O tráfico de entorpecentes é, hoje, a principal causa da hiperprisionalização.
Quem acompanha o cotidiano forense, ou mesmo o carcerário, sabe que a vigilância é seletiva, a ação das polícias se baseia nas ruas e nas favelas, de modo que é o usuário pobre e o microtraficante que superlotam os camburões, as audiências e, por fim, as celas.
Muitos supunham que a lei que entrou em vigor em 2006 teria condições de atenuar a punição –o resultado foi inversamente proporcional e o peso do tráfico nas condenações só vem aumentando.
Ao invés de o Parlamento discutir seriamente se essa guerra perdida deve continuar, se o maciço investimento em segurança deve mesmo desguarnecer a questão de saúde ou se os esforços de descriminalização não produzem resultados melhores, como está ocorrendo em Portugal, tudo o que o legislador quer é tentar deter o tráfico com mais prisões, estratégia que vem falhando há mais de trinta anos.
Os propalados projetos de cooperação na internação compulsória mostraram, sobretudo, que existe interesse familiar em internações não-judiciais, revelando principalmente a carência de postos de saúde e de acompanhamento psicológico ao longo do tempo.
E esta deficiência só tende a aumentar se continuarmos a dispender esforços, e, sobretudo recursos, para alimentar estruturas de repressão.
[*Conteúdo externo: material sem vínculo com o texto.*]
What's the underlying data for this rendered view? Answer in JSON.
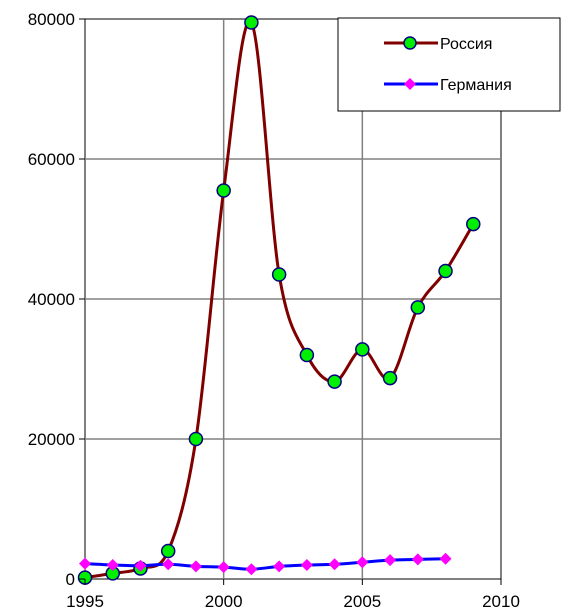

A política criminal de combate aos entorpecentes conseguiu aumentar sensivelmente o encarceramento e a sua seletividade, sem diminuir o consumo nem a criminalidade e, ao mesmo tempo, deteriorou a polícia, frágil na luta e suscetível à promiscuidade, diante da pujança do comércio ilícito, que enriquece justamente às custas da proibição.
Poucas estratégias podem se dar ao luxo de cometer tantos erros. E ainda assim continuar tão prestigiada.